Peer stared uneasily into the night, listening. It was too dark to see properly. What had Uncle Baldur heard? Why would he stop on this wild, lonely road? He held his breath. Was that a bird shrieking – that long, burbling cry drifting on the wind?
“Who is it? Who is it?” Uncle Baldur hissed eagerly. “Could be friends of mine, boy – I’ve got some funny friends. People you’d be surprised to meet!” He giggled, and Peer’s skin crawled. The darkness, the whole wild hillside – suddenly anywhere seemed safer than staying with Uncle Baldur in this cart. He tugged the twine that held his wrist, testing it. It felt tight and strong. He couldn’t jump out and run.
Stones clattered on the track close behind. Loki scuttled under the tail of the cart, and Peer heard him growling. He braced himself. What was coming?
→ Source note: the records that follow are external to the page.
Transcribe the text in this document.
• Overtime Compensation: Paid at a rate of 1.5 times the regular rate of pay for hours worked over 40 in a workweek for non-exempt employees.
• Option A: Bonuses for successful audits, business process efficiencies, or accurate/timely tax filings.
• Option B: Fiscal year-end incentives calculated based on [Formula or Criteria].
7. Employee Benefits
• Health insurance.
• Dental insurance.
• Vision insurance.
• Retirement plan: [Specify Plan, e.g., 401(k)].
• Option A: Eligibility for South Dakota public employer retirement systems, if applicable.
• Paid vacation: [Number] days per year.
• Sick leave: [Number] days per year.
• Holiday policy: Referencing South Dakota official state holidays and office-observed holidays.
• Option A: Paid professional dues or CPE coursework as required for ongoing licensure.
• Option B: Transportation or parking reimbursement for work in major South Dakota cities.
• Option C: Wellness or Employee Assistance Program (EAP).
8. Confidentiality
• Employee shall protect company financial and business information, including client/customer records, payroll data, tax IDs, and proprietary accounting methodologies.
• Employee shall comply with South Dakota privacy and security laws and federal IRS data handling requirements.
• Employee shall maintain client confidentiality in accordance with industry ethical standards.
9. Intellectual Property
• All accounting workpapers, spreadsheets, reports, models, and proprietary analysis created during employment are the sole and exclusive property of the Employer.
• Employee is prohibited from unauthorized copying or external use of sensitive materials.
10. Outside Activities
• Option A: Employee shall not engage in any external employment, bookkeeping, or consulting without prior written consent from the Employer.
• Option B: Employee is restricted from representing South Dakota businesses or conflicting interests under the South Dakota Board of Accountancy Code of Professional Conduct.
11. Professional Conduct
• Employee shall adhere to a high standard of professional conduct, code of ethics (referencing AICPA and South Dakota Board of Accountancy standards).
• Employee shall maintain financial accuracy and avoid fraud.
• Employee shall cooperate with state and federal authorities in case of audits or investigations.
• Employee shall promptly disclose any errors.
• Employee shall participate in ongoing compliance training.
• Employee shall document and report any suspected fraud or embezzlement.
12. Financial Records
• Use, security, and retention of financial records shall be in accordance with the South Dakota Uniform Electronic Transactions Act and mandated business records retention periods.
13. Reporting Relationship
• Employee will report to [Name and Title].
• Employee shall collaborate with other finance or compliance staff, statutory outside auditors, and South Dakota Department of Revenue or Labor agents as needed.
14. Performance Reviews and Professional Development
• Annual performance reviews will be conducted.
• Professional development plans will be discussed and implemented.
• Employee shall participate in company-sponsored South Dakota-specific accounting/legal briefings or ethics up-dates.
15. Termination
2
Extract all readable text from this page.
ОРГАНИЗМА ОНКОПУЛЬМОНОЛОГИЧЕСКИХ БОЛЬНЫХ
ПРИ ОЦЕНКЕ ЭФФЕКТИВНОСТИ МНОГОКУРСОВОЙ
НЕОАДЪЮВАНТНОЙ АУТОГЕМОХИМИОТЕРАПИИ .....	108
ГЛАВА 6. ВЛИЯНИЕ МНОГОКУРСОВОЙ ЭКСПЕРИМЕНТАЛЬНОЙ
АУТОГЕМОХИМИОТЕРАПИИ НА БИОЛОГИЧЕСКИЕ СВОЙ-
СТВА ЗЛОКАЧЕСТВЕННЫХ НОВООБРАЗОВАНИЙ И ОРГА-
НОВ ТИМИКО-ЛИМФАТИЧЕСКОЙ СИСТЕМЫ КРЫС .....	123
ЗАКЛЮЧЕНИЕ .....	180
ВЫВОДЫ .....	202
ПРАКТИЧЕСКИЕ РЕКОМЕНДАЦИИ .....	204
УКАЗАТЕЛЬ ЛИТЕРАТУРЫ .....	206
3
There was a loud, disapproving snort. Out of the rain emerged the dim shape of a small, wet pony picking its way downhill, carrying a rider and a packsaddle. On seeing the cart, it flung up its head and shied. There was no room to pass. The rider shouted, “Hello there! Can you move that cart? I can’t get through.”
Uncle Baldur sat motionless for a second, taking deep breaths of fury. To Peer’s amazement, he then flung down the reins and surged to his feet, teetering on the cart’s narrow step. His shock of black hair and tangled beard mingled with the thunderclouds: he looked like a mighty headless pillar.
“Ralf Eiriksson!” he screamed. “I know you, you cheating piece of stinking offal! How dare you creep around up here, you – you crawling worm!”